Chapter 2. Background

Table of Contents

GCC
Polaris
SUIF

From a substantial list of compiler infrastructures, we choose to discuss three open-source projects that most closely match our goals. The goals are to create a source-to-source infrastructure that supports C and is extensible to other languages. The three projects are the GNU, Polaris, and SUIF compilers. We explain our reasons for not using these infrastructures as our basis, and also discuss important features of these compilers that we want to adopt in Cetus.

GCC

GCC is one of the most robust compiler infrastructures available to the research community. GCC generates highly-optimized code for a variety of architectures, which rivals in many cases the quality generated by the machine vendor's compiler. Its open-source distribution and continuous updates make it attractive. However, GCC was not designed for source-to-source transformations. Most of its passes operate on the lower-level RTL representation. Only recent versions of GCC (version 3.0 onward) include an actual syntax tree representation, which has been used in Purdue class projects for implementing a number of compiler passes. Other limitations are GCC compiles one source file at a time, performs separate analysis of procedures, and requires extensive modification to support interprocedural analysis across multiple files.

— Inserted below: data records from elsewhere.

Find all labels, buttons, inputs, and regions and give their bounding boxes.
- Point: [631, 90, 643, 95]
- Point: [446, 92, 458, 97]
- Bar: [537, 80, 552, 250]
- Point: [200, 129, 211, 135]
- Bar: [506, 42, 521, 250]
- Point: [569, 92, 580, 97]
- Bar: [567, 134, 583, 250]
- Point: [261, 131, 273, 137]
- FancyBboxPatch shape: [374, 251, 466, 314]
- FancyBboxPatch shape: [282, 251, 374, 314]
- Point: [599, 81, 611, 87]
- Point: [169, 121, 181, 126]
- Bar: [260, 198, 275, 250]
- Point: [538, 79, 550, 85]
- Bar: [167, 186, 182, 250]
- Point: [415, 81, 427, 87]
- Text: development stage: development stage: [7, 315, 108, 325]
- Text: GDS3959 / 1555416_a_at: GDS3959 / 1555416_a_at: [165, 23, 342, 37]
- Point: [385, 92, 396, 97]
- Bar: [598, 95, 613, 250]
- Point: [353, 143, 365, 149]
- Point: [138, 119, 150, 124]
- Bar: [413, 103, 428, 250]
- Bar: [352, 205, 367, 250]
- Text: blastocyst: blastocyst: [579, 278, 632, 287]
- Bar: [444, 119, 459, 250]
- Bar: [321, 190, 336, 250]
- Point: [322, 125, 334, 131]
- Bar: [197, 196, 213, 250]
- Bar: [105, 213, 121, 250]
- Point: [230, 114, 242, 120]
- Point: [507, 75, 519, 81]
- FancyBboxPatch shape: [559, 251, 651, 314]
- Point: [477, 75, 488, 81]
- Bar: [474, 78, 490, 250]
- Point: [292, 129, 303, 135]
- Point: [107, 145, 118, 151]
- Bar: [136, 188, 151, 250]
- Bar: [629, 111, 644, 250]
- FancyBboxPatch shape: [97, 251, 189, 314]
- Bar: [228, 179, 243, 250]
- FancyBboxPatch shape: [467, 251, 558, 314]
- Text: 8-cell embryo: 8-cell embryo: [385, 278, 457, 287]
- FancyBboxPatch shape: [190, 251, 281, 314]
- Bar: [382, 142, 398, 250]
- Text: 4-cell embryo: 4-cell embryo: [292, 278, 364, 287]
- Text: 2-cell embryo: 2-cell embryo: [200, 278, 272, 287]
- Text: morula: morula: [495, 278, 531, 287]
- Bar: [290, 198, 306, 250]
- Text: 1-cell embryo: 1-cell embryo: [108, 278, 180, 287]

The most difficult problem faced by the students was that GCC does not provide a friendly API for pass writers. The API consists largely of macros. Passes need to be written in C and operations lack logical grouping (classes, namespaces, etc), as would be expected from a compiler developed in an object-oriented language.

GCC's IR has an ad-hoc type system, which is not reflected in its implementation language (C). The type system is encoded into integers that must be decoded and manipulated by applying a series of macros. It is difficult to determine the purpose of fields in the IR from looking at the source code, since in general every field is represented by the same type. This also makes it difficult for debuggers to provide meaningful information to the user.

Documentation for GCC is abundant. The difficulty is that the sheer amount easily overwhelms the user. Generally, we have found that there is a very steep learning curve in modifying GCC, with a big time investment to implement even trivial transformations.

The above difficulties were considered primarily responsible for the students that used GCC proceeding more slowly than those creating a new compiler design. The demonstrated higher efficiency of implementation was the ultimate reason for the decision to pursue the full design of Cetus.